La manifestation était en principe destinée à dénoncer certaines mesures du projet de la loi de finances qui risqueraient d’engendrer un surcoût de la vie alors que la conjoncture est déjà difficile et que le pouvoir rechigne lui à réduire son train de vie préférant augmenter les impôts et taxes pour équilibrer son budget. Toutefois, certains manifestants ont tenu à exprimer leur ras-le-bol sur la gouvernance actuelle avec des séries de présomptions de détournements de biens publics et d’enrichissement illicites régulièrement rapportées par la presse et impliquant plusieurs personnalités du régime. Avec les retards accusés dans le paiement des salaires pour certains catégories d’agent de l’Etat et une conjoncture économique difficile avec des caisses de l’Etat au rouge comme le reconnaissent désormais certains alliés du parti au pouvoir, le contexte social se dégrade de plus en plus. A cela s’ajoute un contexte politique lui-aussi assez délétère.

Du coup la manifestation pacifique s’est transformée en « marche de la colère ». Au milieu des slogans « Non à la Loi des finances 2018 », « Non à la mauvaise gouvernance », on pouvait aussi lire sur d’autres pancartes brandies par les manifestants « Non à la présence des bases militaires étrangères au Niger !» ou « AREVA dehors ! ».

La société civile a réussi le pari de la mobilisation qui était l’un des véritables enjeux de la manifestation. Même si on est loin de la marche dite historique du 15 mars 2005, ils étaient des milliers de manifestant à répondre à l’appel de la société civile. En l’absence de système de comptage qui fait faoi, tant au niveau des organisateurs que de la police, il est difficile d’avancer un chiffre sur le nombre de manifestants.

A l’heure où nous mettons en ligne, un calme précaire semble revenir dans les principales rues de la capitale. Sur les lieux des affrontements, des pneus continuent à se consumer et les traces de la violence de certains manifestants ainsi que de la répression des forces de l’ordre sont encor visibles.

Aucune source n’a encore confirmé des cas de blessés ou d’arrestation au cours de la manifestation même si la violence des heurts pouvait présager le pire. Des interpellations pourraient d’ailleurs suivre.

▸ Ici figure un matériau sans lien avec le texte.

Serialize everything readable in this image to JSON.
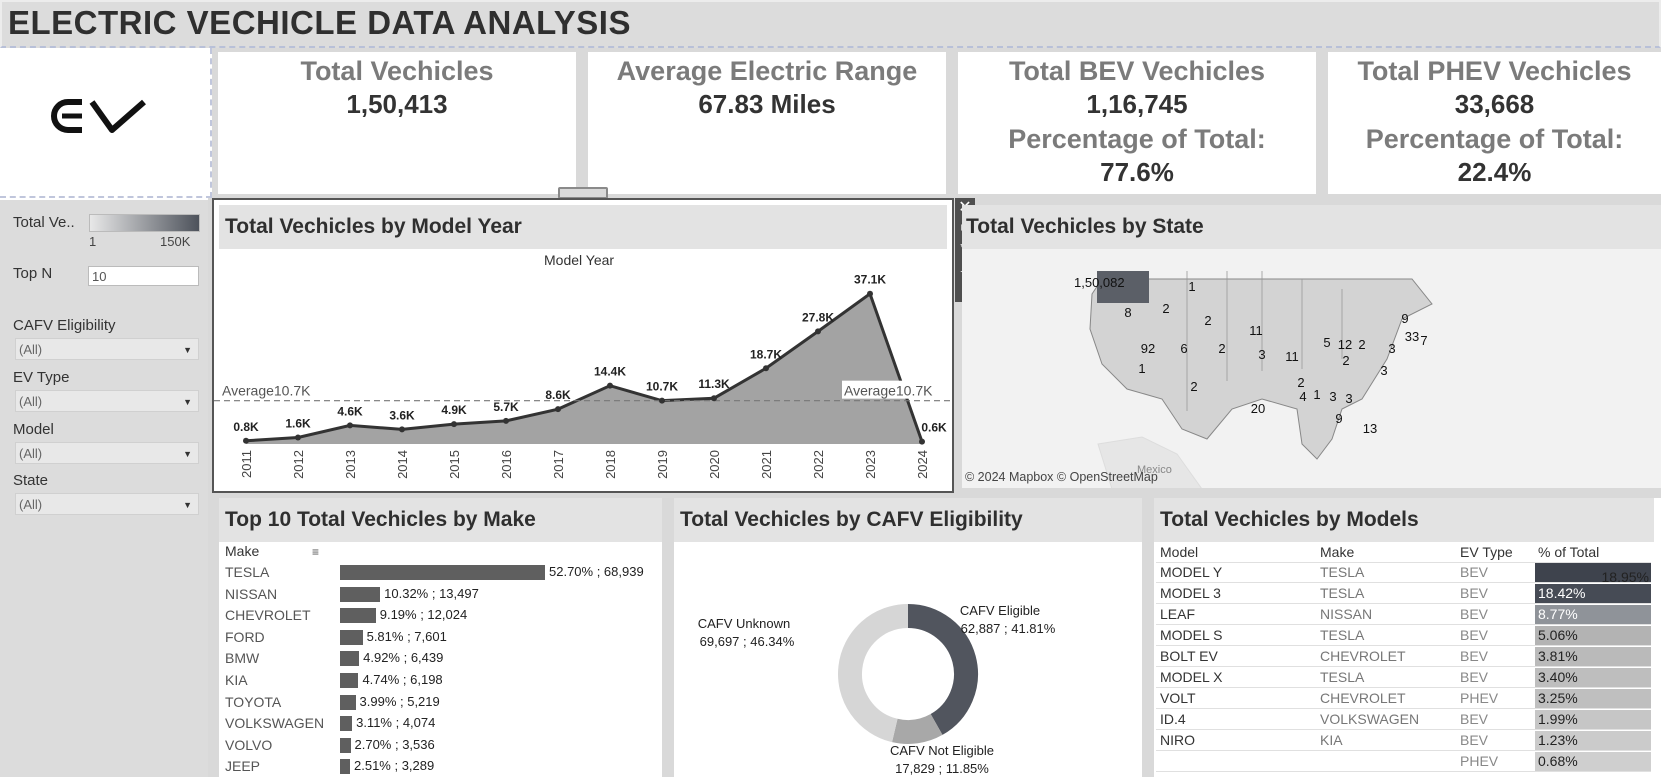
{
  "header": {
    "title": "ELECTRIC VECHICLE DATA ANALYSIS"
  },
  "logo": {
    "text": "EV"
  },
  "kpis": [
    {
      "title": "Total Vechicles",
      "value": "1,50,413"
    },
    {
      "title": "Average Electric Range",
      "value": "67.83 Miles"
    },
    {
      "title": "Total BEV Vechicles",
      "value": "1,16,745",
      "sub_title": "Percentage of Total:",
      "sub_value": "77.6%"
    },
    {
      "title": "Total PHEV Vechicles",
      "value": "33,668",
      "sub_title": "Percentage of Total:",
      "sub_value": "22.4%"
    }
  ],
  "filters": {
    "legend_label": "Total Ve..",
    "legend_min": "1",
    "legend_max": "150K",
    "topn_label": "Top N",
    "topn_value": "10",
    "cafv_label": "CAFV Eligibility",
    "cafv_value": "(All)",
    "evtype_label": "EV Type",
    "evtype_value": "(All)",
    "model_label": "Model",
    "model_value": "(All)",
    "state_label": "State",
    "state_value": "(All)"
  },
  "year_chart": {
    "title": "Total Vechicles by Model Year",
    "axis_title": "Model Year",
    "average_label": "Average10.7K",
    "tools": [
      "close-icon",
      "popout-icon",
      "filter-icon",
      "pin-icon",
      "more-icon"
    ]
  },
  "chart_data": {
    "type": "area",
    "title": "Total Vechicles by Model Year",
    "xlabel": "Model Year",
    "x": [
      "2011",
      "2012",
      "2013",
      "2014",
      "2015",
      "2016",
      "2017",
      "2018",
      "2019",
      "2020",
      "2021",
      "2022",
      "2023",
      "2024"
    ],
    "values": [
      0.8,
      1.6,
      4.6,
      3.6,
      4.9,
      5.7,
      8.6,
      14.4,
      10.7,
      11.3,
      18.7,
      27.8,
      37.1,
      0.6
    ],
    "labels": [
      "0.8K",
      "1.6K",
      "4.6K",
      "3.6K",
      "4.9K",
      "5.7K",
      "8.6K",
      "14.4K",
      "10.7K",
      "11.3K",
      "18.7K",
      "27.8K",
      "37.1K",
      "0.6K"
    ],
    "reference_line": {
      "label": "Average10.7K",
      "value": 10.7
    },
    "ylim": [
      0,
      40
    ],
    "grid": false
  },
  "state_map": {
    "title": "Total Vechicles by State",
    "attribution": "© 2024 Mapbox © OpenStreetMap",
    "country_label": "Mexico",
    "labels": [
      "1,50,082",
      "8",
      "2",
      "1",
      "2",
      "1",
      "92",
      "6",
      "2",
      "11",
      "3",
      "2",
      "11",
      "20",
      "4",
      "2",
      "1",
      "3",
      "3",
      "5",
      "12",
      "2",
      "2",
      "3",
      "33",
      "7",
      "9",
      "3",
      "13",
      "9"
    ]
  },
  "make_chart": {
    "title": "Top 10 Total Vechicles by Make",
    "header": "Make",
    "rows": [
      {
        "make": "TESLA",
        "label": "52.70% ; 68,939",
        "pct": 52.7
      },
      {
        "make": "NISSAN",
        "label": "10.32% ; 13,497",
        "pct": 10.32
      },
      {
        "make": "CHEVROLET",
        "label": "9.19% ; 12,024",
        "pct": 9.19
      },
      {
        "make": "FORD",
        "label": "5.81% ; 7,601",
        "pct": 5.81
      },
      {
        "make": "BMW",
        "label": "4.92% ; 6,439",
        "pct": 4.92
      },
      {
        "make": "KIA",
        "label": "4.74% ; 6,198",
        "pct": 4.74
      },
      {
        "make": "TOYOTA",
        "label": "3.99% ; 5,219",
        "pct": 3.99
      },
      {
        "make": "VOLKSWAGEN",
        "label": "3.11% ; 4,074",
        "pct": 3.11
      },
      {
        "make": "VOLVO",
        "label": "2.70% ; 3,536",
        "pct": 2.7
      },
      {
        "make": "JEEP",
        "label": "2.51% ; 3,289",
        "pct": 2.51
      }
    ]
  },
  "cafv_chart": {
    "title": "Total Vechicles by CAFV Eligibility",
    "slices": [
      {
        "name": "CAFV Eligible",
        "label": "62,887 ; 41.81%",
        "pct": 41.81,
        "color": "#51555e"
      },
      {
        "name": "CAFV Not Eligible",
        "label": "17,829 ; 11.85%",
        "pct": 11.85,
        "color": "#a8a8a8"
      },
      {
        "name": "CAFV Unknown",
        "label": "69,697 ; 46.34%",
        "pct": 46.34,
        "color": "#d6d6d6"
      }
    ]
  },
  "models_table": {
    "title": "Total Vechicles by Models",
    "headers": [
      "Model",
      "Make",
      "EV Type",
      "% of Total"
    ],
    "rows": [
      {
        "model": "MODEL Y",
        "make": "TESLA",
        "type": "BEV",
        "pct": "18.95%",
        "shade": "#3e434d"
      },
      {
        "model": "MODEL 3",
        "make": "TESLA",
        "type": "BEV",
        "pct": "18.42%",
        "shade": "#464b55"
      },
      {
        "model": "LEAF",
        "make": "NISSAN",
        "type": "BEV",
        "pct": "8.77%",
        "shade": "#8f9399"
      },
      {
        "model": "MODEL S",
        "make": "TESLA",
        "type": "BEV",
        "pct": "5.06%",
        "shade": "#b3b3b3"
      },
      {
        "model": "BOLT EV",
        "make": "CHEVROLET",
        "type": "BEV",
        "pct": "3.81%",
        "shade": "#bababa"
      },
      {
        "model": "MODEL X",
        "make": "TESLA",
        "type": "BEV",
        "pct": "3.40%",
        "shade": "#bebebe"
      },
      {
        "model": "VOLT",
        "make": "CHEVROLET",
        "type": "PHEV",
        "pct": "3.25%",
        "shade": "#bfbfbf"
      },
      {
        "model": "ID.4",
        "make": "VOLKSWAGEN",
        "type": "BEV",
        "pct": "1.99%",
        "shade": "#c6c6c6"
      },
      {
        "model": "NIRO",
        "make": "KIA",
        "type": "BEV",
        "pct": "1.23%",
        "shade": "#cbcbcb"
      },
      {
        "model": "",
        "make": "",
        "type": "PHEV",
        "pct": "0.68%",
        "shade": "#cfcfcf"
      }
    ]
  }
}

Des biens privés ont été saccagés même si la responsabilité pourrait difficilement être imputable aux organisateurs qui ont été visiblement débordés par la foule et l’ampleur du mécontentement populaire. Vers un bras de fer…, comme en 2005 ?

Il reste à attendre la réaction des autorités qui s’attendaient d’ailleurs à un tel scénario. Le pouvoir de Mahamadou Issoufou privilégiera-t-il l’épreuve de force à laquelle certains au sein du régime s’y préparent déjà ou au contraire va-t-il recourir aussi à la démonstration de force à travers une contre-manifestation comme en 2005 avant de devoir par la suite céder en amendant plusieurs dispositions de la loi des finances lors des discussions au Parlement ?

C’est en effet de la suite des évènements et surtout du rapport de force que dépendront l’accalmie et le retour de la cohésion sociale. Lors de la présentation du projet il y a quelques jours, le ministre Hassoumi Massaoudou s’est montré ferme : le gouvernement n’envisage pas de reculer face à la pression « des non-élus ». Et la société civile n’entend pas faire marche arrière : prochain rendez-vous le 11 novembre avec une autre manifestation déjà prévue à Niamey et sur toute l’étendue du territoire national.